Jquery Chaining vs Callbacks

泪湿孤枕 提交于 2019-11-27 15:12:12

问题


For jQuery, what's the difference in the outcome of the following two snippets. Anything? Am I correct that the callback and the second item in the chain are both executed upon completion of the first animation?

$(selector).animate({ opacity: 1 }).animate({ opacity: 0.5 });

vs

$(selector).animate({ opacity: 1}, function()
{
    $(this).animate({ opacity: 0.5 });
});

In what type(s) of situation would I want to use one over the other? Would I only use the latter if I needed to do something more sophisticated or switch to a different selector?

Thanks in advance.


回答1:


They are effectively the same, so you'd probably just use the first.

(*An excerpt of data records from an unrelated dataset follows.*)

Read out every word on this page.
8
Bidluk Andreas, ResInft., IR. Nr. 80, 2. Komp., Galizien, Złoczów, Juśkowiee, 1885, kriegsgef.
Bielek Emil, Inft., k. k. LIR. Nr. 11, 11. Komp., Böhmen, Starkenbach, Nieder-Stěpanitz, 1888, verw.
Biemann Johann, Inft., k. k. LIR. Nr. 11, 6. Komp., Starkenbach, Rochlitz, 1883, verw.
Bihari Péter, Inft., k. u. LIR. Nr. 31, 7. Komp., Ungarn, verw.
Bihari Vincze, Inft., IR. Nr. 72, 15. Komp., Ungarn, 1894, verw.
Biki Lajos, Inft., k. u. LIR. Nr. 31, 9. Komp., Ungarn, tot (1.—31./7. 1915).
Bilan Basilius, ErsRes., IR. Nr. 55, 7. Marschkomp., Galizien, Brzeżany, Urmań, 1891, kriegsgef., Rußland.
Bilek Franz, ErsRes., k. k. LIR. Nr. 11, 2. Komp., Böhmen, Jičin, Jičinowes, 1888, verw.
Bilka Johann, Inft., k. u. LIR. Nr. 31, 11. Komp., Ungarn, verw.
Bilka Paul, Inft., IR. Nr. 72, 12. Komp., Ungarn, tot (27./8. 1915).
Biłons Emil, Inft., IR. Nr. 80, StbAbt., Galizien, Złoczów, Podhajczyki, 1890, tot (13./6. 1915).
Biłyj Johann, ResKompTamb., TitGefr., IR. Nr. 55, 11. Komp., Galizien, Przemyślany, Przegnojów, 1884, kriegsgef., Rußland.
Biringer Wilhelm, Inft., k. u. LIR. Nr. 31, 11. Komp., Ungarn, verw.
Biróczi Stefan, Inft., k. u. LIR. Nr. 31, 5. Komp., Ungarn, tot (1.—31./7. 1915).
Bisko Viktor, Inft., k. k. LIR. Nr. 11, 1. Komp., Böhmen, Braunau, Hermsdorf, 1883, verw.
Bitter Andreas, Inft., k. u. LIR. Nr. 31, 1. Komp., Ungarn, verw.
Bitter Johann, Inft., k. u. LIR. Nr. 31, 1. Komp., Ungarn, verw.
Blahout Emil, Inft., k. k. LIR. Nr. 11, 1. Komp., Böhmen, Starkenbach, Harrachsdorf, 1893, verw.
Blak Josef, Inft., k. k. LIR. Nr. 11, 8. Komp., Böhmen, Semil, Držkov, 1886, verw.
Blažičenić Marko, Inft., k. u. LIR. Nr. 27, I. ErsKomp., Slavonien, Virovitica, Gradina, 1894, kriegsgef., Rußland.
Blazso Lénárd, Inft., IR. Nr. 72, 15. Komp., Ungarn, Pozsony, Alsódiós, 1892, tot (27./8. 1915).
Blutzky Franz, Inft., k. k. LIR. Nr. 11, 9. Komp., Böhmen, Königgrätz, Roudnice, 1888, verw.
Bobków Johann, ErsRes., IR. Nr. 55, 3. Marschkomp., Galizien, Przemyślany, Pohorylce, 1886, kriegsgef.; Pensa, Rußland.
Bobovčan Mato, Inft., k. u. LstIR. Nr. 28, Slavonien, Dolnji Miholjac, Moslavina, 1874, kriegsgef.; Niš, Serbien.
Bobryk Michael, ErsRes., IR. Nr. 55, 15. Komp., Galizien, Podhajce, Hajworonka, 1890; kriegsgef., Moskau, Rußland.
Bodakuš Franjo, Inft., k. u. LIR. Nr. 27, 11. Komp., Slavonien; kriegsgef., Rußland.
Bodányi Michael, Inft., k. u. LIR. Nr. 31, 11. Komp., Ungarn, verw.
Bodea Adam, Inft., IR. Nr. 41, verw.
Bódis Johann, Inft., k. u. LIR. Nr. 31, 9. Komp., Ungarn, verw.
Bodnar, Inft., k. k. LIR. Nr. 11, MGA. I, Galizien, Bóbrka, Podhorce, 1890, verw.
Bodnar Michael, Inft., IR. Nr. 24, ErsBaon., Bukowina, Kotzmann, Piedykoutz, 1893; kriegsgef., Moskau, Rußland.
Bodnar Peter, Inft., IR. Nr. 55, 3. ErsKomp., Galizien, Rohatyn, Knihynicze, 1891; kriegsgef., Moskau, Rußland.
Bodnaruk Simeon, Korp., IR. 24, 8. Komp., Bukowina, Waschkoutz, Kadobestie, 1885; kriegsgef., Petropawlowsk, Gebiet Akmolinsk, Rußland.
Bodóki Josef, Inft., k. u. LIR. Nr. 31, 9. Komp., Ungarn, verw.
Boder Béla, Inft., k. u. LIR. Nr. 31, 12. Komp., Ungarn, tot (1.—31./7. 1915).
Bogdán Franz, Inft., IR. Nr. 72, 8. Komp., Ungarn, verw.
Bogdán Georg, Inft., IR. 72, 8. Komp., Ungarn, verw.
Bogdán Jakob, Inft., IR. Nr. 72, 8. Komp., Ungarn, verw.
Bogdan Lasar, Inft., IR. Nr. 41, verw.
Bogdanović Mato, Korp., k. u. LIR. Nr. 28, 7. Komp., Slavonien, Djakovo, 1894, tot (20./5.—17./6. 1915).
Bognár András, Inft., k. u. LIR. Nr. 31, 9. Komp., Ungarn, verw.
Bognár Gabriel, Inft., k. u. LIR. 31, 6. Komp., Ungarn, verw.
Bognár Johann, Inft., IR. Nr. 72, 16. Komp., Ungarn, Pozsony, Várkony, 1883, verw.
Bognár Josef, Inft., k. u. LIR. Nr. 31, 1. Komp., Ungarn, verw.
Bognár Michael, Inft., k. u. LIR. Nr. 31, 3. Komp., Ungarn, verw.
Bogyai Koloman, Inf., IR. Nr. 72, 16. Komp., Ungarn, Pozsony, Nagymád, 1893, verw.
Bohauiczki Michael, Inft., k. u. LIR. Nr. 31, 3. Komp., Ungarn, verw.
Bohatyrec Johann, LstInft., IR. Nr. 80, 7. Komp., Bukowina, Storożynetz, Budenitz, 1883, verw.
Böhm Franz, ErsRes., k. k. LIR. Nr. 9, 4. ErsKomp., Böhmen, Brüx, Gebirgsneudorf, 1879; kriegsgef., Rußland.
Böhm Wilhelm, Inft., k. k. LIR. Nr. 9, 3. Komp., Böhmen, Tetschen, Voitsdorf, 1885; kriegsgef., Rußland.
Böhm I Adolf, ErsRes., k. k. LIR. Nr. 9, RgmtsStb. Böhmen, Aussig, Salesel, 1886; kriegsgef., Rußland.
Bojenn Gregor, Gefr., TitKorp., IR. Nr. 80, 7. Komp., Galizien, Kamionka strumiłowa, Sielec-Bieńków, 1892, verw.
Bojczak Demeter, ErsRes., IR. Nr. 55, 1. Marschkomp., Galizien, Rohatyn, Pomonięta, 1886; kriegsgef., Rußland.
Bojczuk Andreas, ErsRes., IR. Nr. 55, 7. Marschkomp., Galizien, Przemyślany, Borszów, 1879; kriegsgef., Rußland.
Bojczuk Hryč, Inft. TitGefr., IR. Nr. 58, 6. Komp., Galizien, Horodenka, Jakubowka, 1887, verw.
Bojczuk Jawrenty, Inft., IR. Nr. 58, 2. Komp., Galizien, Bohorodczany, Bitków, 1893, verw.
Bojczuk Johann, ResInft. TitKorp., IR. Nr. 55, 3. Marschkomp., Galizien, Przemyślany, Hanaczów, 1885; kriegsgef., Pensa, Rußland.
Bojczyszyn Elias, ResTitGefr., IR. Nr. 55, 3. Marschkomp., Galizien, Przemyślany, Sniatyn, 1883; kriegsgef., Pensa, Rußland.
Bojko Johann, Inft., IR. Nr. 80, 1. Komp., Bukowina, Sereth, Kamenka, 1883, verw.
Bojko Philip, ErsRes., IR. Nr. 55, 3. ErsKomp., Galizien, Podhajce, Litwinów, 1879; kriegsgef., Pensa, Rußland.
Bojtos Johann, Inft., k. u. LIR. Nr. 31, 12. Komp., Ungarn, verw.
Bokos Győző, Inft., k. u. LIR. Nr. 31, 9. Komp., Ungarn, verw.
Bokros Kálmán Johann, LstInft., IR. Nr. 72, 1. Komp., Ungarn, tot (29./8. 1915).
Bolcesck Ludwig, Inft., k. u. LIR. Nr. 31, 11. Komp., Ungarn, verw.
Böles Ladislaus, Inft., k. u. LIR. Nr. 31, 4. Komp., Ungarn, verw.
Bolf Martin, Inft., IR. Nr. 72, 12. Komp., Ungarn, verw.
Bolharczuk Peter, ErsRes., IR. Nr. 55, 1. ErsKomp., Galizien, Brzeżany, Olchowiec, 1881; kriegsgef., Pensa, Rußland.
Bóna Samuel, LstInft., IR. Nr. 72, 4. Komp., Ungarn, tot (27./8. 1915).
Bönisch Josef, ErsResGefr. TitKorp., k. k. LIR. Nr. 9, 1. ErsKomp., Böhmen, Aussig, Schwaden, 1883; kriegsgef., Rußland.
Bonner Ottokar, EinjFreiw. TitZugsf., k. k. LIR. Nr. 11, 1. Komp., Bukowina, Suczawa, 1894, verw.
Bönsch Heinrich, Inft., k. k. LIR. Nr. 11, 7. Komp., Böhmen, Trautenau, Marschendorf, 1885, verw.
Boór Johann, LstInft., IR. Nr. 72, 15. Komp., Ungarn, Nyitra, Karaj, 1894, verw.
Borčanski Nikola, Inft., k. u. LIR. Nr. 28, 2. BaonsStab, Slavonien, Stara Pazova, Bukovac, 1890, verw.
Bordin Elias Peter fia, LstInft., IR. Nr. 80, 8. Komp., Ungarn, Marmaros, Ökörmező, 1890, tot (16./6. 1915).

Callbacks (the second version) are for running any arbitrary code that isn't automatically queued.

This includes other jQuery methods like .css() for example, which if not in the callback, will run long before the animation is complete.

// .animate() is automatically queued
$(selector).animate({ opacity: 1 }).animate({ opacity: 0.5 });

// .css() is not automatically queued, so you'd need a callback
$(selector).animate({ opacity: 1 }, function() {
    $(this).css({ opacity: 0.5 });
});

Without the callback...

 // Animation starts ----v
$(selector).animate({ opacity: 1 }).css({ opacity: 0.5 });
 // ...but .css() runs immediately-------------^
 // ...because it isn't automatically added to the queue.



回答2:


The only difference is timing: The callback in the second example will not be executed until the first animate completes. The chained animate in the first example will happen immediately after the first animation begins.